Nuovo Textile Hub a Prato: Innovazione e Sostenibilità nel Settore Tessile
A Prato nasce un nuovo Textile Hub da 31,3 milioni di euro, dedicato alla selezione e recupero dei materiali tessili, integrando tecnologie avanzate come l'intelligenza artificiale.
In Breve
- Qual è l'obiettivo del Textile Hub di Prato?
- L'obiettivo è la selezione e il recupero dei materiali tessili per produrre materia prima secondaria.
- Quante tonnellate di rifiuti tessili può trattare l'impianto?
- L'impianto può trattare fino a 33.000 tonnellate di rifiuti tessili all'anno.
- Quali tecnologie vengono utilizzate nell'impianto?
- L'impianto utilizza tecnologie di riconoscimento a infrarossi NIR e un sistema di intelligenza artificiale chiamato Fiber-Sort.
Nuovo Textile Hub a Prato: Innovazione e Sostenibilità nel Settore Tessile
Prato si conferma un punto di riferimento nell’innovazione sostenibile con l’inaugurazione di un nuovo Textile Hub realizzato da Plures, un investimento di 31,3 milioni di euro destinato alla selezione e al recupero dei materiali tessili.
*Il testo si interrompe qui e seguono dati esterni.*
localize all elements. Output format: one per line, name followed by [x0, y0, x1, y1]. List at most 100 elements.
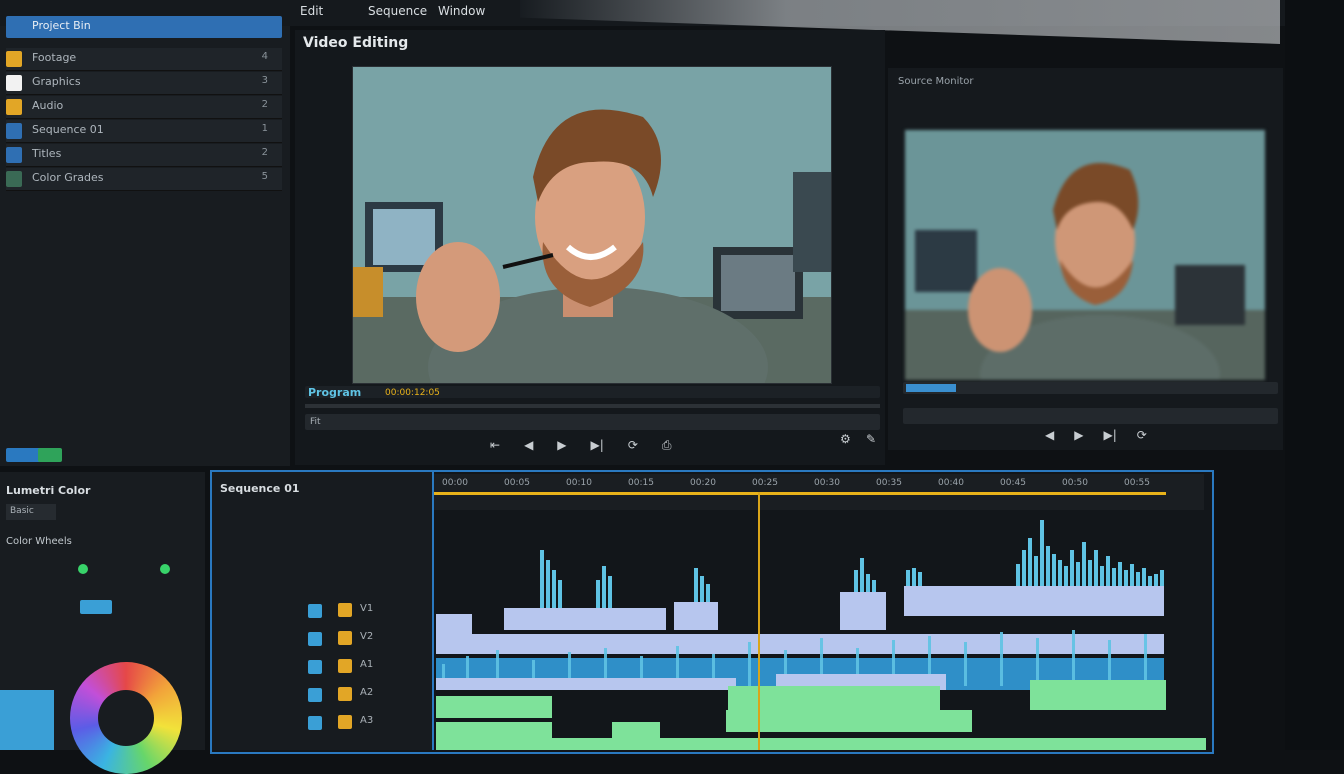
track-lock-icon[interactable]: [338, 659, 352, 673]
track-lock-icon[interactable]: [338, 631, 352, 645]
program-video-frame[interactable]: [352, 66, 832, 384]
playhead[interactable]: [758, 492, 760, 750]
menu-edit[interactable]: Edit: [300, 4, 323, 18]
program-scrubber[interactable]: [305, 404, 880, 408]
project-item-swatch: [6, 75, 22, 91]
project-item[interactable]: Graphics 3: [6, 72, 282, 95]
project-item-swatch: [6, 123, 22, 139]
track-toggle-icon[interactable]: [308, 716, 322, 730]
timeline-title: Sequence 01: [220, 482, 300, 495]
menu-window[interactable]: Window: [438, 4, 485, 18]
source-play-icon[interactable]: ▶: [1074, 428, 1083, 442]
ruler-tick-label: 00:10: [566, 478, 592, 488]
program-fit[interactable]: Fit: [310, 417, 321, 427]
ruler-tick-label: 00:35: [876, 478, 902, 488]
track-header[interactable]: A2: [220, 684, 420, 706]
source-step-forward-icon[interactable]: ▶|: [1103, 428, 1116, 442]
side-toolbar: [1285, 0, 1344, 750]
lumetri-section: Color Wheels: [6, 536, 72, 547]
status-dot-green-2: [160, 564, 170, 574]
project-item[interactable]: Color Grades 5: [6, 168, 282, 191]
project-item-label: Sequence 01: [32, 123, 104, 136]
source-scrubber[interactable]: [903, 408, 1278, 424]
source-label-chip: [906, 384, 956, 392]
project-item-label: Color Grades: [32, 171, 104, 184]
track-toggle-icon[interactable]: [308, 660, 322, 674]
export-frame-icon[interactable]: ⎙: [662, 438, 672, 453]
project-item-count: 5: [261, 171, 268, 182]
project-item-label: Audio: [32, 99, 64, 112]
source-controls: ◀ ▶ ▶| ⟳: [1045, 428, 1147, 442]
play-icon[interactable]: ▶: [557, 438, 566, 453]
ruler-tick-label: 00:15: [628, 478, 654, 488]
person-image: [353, 67, 831, 383]
step-forward-icon[interactable]: ▶|: [591, 438, 604, 453]
project-item[interactable]: Footage 4: [6, 48, 282, 71]
track-label: V2: [360, 631, 374, 642]
work-area-bar[interactable]: [434, 492, 1166, 495]
lumetri-toggle[interactable]: [80, 600, 112, 614]
project-item-swatch: [6, 51, 22, 67]
track-lock-icon[interactable]: [338, 603, 352, 617]
track-toggle-icon[interactable]: [308, 604, 322, 618]
project-item-label: Titles: [32, 147, 62, 160]
track-label: A2: [360, 687, 374, 698]
lumetri-subtitle: Basic: [10, 506, 34, 516]
track-lock-icon[interactable]: [338, 687, 352, 701]
mark-in-icon[interactable]: ⇤: [490, 438, 500, 453]
ruler-tick-label: 00:05: [504, 478, 530, 488]
ruler-tick-label: 00:25: [752, 478, 778, 488]
step-back-icon[interactable]: ◀: [524, 438, 533, 453]
project-tab-green[interactable]: [38, 448, 62, 462]
program-zoom-bar[interactable]: [305, 414, 880, 430]
settings-icon[interactable]: ⚙: [840, 432, 851, 446]
lumetri-title: Lumetri Color: [6, 484, 91, 497]
color-swatch[interactable]: [0, 690, 54, 750]
source-step-back-icon[interactable]: ◀: [1045, 428, 1054, 442]
person-blurred-image: [905, 130, 1265, 380]
track-label: A3: [360, 715, 374, 726]
project-item-count: 2: [261, 99, 268, 110]
project-item-label: Graphics: [32, 75, 81, 88]
ruler-tick-label: 00:00: [442, 478, 468, 488]
ruler-tick-label: 00:50: [1062, 478, 1088, 488]
track-header[interactable]: V2: [220, 628, 420, 650]
source-toolbar: [903, 382, 1278, 394]
lumetri-basic-tab[interactable]: Basic: [6, 504, 56, 520]
track-header[interactable]: A1: [220, 656, 420, 678]
project-header[interactable]: Project Bin: [6, 16, 282, 38]
ruler-tick-label: 00:30: [814, 478, 840, 488]
loop-icon[interactable]: ⟳: [628, 438, 638, 453]
color-wheel-center: [98, 690, 154, 746]
status-dot-green: [78, 564, 88, 574]
audio-waveforms: [436, 520, 1206, 750]
monitor-title: Video Editing: [303, 35, 409, 51]
source-loop-icon[interactable]: ⟳: [1137, 428, 1147, 442]
track-header[interactable]: A3: [220, 712, 420, 734]
pen-icon[interactable]: ✎: [866, 432, 876, 446]
project-item-count: 1: [261, 123, 268, 134]
project-item[interactable]: Titles 2: [6, 144, 282, 167]
project-item[interactable]: Audio 2: [6, 96, 282, 119]
source-video-frame[interactable]: [905, 130, 1265, 380]
track-toggle-icon[interactable]: [308, 688, 322, 702]
ruler-tick-label: 00:55: [1124, 478, 1150, 488]
program-label: Program: [308, 386, 362, 399]
project-item[interactable]: Sequence 01 1: [6, 120, 282, 143]
source-title: Source Monitor: [898, 76, 974, 87]
project-item-label: Footage: [32, 51, 77, 64]
track-label: V1: [360, 603, 374, 614]
track-header[interactable]: V1: [220, 600, 420, 622]
program-timecode[interactable]: 00:00:12:05: [385, 388, 440, 398]
track-label: A1: [360, 659, 374, 670]
track-lock-icon[interactable]: [338, 715, 352, 729]
project-item-count: 3: [261, 75, 268, 86]
project-item-count: 4: [261, 51, 268, 62]
project-item-swatch: [6, 171, 22, 187]
track-toggle-icon[interactable]: [308, 632, 322, 646]
menu-sequence[interactable]: Sequence: [368, 4, 427, 18]
ruler-tick-label: 00:45: [1000, 478, 1026, 488]
project-item-count: 2: [261, 147, 268, 158]
project-item-swatch: [6, 99, 22, 115]
project-item-swatch: [6, 147, 22, 163]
Questo impianto ha l’obiettivo di produrre materia prima secondaria, contribuendo così a un’economia circolare nel settore tessile.
Capacità e Funzionamento dell’Impianto
Il nuovo hub è in grado di trattare fino a 33.000 tonnellate di rifiuti tessili all’anno. Di queste, 20.000 tonnellate provengono dalla raccolta post-consumo, effettuata tramite cassonetti, ritiri a domicilio ed ecocentri, mentre 13.000 tonnellate derivano da scarti pre-consumo delle filiere produttive. A pieno regime, l’impianto occuperà 50 addetti su due turni, con circa 40 persone dedicate alla cernita semiautomatica dei capi, che saranno distinti tra riutilizzabili e riciclabili.
Processo di Selezione e Riciclo
I capi ancora utilizzabili verranno sanificati e destinati al riuso, mentre quelli non idonei per il mercato saranno separati per composizione e colore, sottoposti a pre-sfilacciatura e avviati al riciclo meccanico. Plures stima che circa il 60% dei materiali post-consumo potrà essere riutilizzato, mentre il restante 40% sarà destinato alla selezione delle fibre per il riciclo.
Tecnologie Avanzate per la Selezione
L’impianto integra tecnologie di riconoscimento a infrarossi NIR per identificare composizione e colore, e un sistema basato su intelligenza artificiale denominato Fiber-Sort. Questo sistema apprende dai lavoratori e interagisce con gli addetti, combinando precisione e velocità nella selezione dei materiali. Tuttavia, il trattamento del fast fashion rappresenta ancora una sfida, soprattutto in un contesto di nuove normative europee orientate verso una maggiore ecosostenibilità.
Collaborazioni e Finanziamenti
Il progetto è stato realizzato in 24 mesi grazie alla collaborazione tra Plures, il Comune di Prato, associazioni di categoria, sindacati e Next Technology Tecnotessile come partner scientifico e tecnologico. I finanziamenti pubblici collegati comprendono 900.000 euro dal PNRR e un credito d’imposta di 850.000 euro dal piano Industria 4.0.
Prospettive Future
Il piano prevede un periodo di collaudo di sei mesi fino alla fine del 2026, con l’obiettivo di raggiungere la piena capacità operativa entro il 2028. Questo investimento fa parte del piano industriale 2025-2029 di Plures, che prevede interventi complessivi per 2,5 miliardi di euro nei settori ambiente, energia e servizio idrico.